40. Prospective financial information should be prepared for the next 3 to 5 years. While a potential buyer will carry out its own analysis, this assists to build a trusting and confident relationship between the business seller and the potential buyer.
41. Conduct comparative analysis with other companies in relevant industries. Among other things, review sales growth, gross margin, and earnings before income tax as a percentage of sale
42. Attempt to look at your own business through the eyes of a potential purchaser. What would you improve? What areas would concern you? What process would you use to value the business? What criteria for you would be ‘non-negotiable’? A professional such as an accountant, solicitor or business broker can help you do this with objectivity.
43. Build personal relationships with potential buyers.
44. Planning and preparing for negotiations over price and for due diligence on your business will help secure a greater price.
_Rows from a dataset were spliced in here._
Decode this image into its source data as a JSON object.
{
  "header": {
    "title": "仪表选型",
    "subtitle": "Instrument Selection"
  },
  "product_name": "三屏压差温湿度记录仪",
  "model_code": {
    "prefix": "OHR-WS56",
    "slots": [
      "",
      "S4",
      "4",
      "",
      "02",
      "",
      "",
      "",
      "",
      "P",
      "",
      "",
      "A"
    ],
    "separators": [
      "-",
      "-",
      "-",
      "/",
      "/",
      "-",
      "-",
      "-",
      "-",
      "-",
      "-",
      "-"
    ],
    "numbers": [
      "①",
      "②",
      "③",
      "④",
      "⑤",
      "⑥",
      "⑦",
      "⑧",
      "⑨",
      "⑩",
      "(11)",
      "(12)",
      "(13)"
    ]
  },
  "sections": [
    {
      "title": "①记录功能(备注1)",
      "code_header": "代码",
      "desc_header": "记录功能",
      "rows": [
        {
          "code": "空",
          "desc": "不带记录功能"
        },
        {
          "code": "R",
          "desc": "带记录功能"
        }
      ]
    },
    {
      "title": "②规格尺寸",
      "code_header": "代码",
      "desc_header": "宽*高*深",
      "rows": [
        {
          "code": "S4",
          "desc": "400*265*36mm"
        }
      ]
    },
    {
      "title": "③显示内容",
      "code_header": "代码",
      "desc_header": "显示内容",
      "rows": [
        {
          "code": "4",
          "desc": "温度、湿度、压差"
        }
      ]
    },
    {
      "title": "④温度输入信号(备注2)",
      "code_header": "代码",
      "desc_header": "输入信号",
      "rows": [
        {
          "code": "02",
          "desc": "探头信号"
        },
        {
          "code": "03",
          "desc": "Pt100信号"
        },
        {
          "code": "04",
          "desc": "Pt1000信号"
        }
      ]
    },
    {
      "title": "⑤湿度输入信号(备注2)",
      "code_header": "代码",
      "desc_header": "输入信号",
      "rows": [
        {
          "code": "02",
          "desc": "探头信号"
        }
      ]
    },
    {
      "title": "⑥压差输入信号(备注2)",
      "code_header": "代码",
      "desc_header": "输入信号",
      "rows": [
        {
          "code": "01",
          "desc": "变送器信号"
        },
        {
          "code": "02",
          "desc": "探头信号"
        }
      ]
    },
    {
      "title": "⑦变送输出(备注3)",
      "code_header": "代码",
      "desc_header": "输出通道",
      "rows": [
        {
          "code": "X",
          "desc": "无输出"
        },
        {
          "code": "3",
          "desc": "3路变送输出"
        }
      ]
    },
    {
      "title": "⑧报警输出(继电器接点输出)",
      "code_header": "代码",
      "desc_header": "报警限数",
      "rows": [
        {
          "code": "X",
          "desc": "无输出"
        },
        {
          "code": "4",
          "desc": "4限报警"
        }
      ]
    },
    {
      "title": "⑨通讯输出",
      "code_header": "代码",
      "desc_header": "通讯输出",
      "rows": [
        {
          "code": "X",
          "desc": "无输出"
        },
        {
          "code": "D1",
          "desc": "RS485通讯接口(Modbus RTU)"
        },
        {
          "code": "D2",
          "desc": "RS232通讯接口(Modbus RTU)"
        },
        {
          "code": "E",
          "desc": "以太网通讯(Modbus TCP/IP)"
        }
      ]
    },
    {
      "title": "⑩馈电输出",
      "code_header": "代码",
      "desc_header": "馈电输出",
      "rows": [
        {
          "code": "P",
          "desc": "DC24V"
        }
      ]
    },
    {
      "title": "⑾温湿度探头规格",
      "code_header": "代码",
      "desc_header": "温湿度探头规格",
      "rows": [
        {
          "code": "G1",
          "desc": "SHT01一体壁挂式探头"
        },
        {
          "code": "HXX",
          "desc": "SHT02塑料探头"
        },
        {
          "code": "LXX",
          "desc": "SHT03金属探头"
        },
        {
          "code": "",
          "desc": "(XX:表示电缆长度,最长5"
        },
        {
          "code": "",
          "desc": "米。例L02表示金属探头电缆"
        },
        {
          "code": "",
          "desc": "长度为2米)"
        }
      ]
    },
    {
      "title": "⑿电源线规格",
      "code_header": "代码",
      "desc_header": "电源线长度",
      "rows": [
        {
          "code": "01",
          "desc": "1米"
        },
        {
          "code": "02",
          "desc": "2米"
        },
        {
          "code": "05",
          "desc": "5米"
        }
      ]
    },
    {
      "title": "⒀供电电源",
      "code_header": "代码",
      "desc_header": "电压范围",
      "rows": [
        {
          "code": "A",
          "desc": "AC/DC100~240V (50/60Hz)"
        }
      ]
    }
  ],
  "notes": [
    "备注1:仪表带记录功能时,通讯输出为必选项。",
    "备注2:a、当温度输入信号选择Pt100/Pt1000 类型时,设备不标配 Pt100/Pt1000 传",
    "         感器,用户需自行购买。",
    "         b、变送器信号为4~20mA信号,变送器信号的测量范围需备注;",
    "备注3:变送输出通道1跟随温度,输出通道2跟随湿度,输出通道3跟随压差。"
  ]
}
45. Standardise your legally binding agreements and related non-legal documents, including supplier agreements, customer contracts, and employment contracts, manuals, policies and job descriptions.
46. Ensure that all processes, procedures and instructions are documented clearly, and that staff are trained in complying with these procedures and instructions.
47. Determine the intention of your key employees should the business be sold, so that this can be used when negotiating the sale price of your business.
48. Try and include employees as part of the process of selling the business with incentives to ensure they assist in the preparation process, assist in due diligence and have a desire to work for a potential buyer.
49. A business that is prepared to be sold will build buyer confidence, and allow for a willingness to agree to a higher price and full payment on sale, rather than by instalment payments.
50. Determine your preferred sale process before entering into negotiations. While this can change during negotiations, having a predetermined sale process increases the confidence of the parties and their advisers. Be willing to negotiate. Target for everyone to walk away from the negotiation table feeling like a winner.
51. While any pre-sale capital expenditure should be carefully reviewed, it may be worth investing time and money in developing areas of the business that a potential buyer could further exploit after takeover.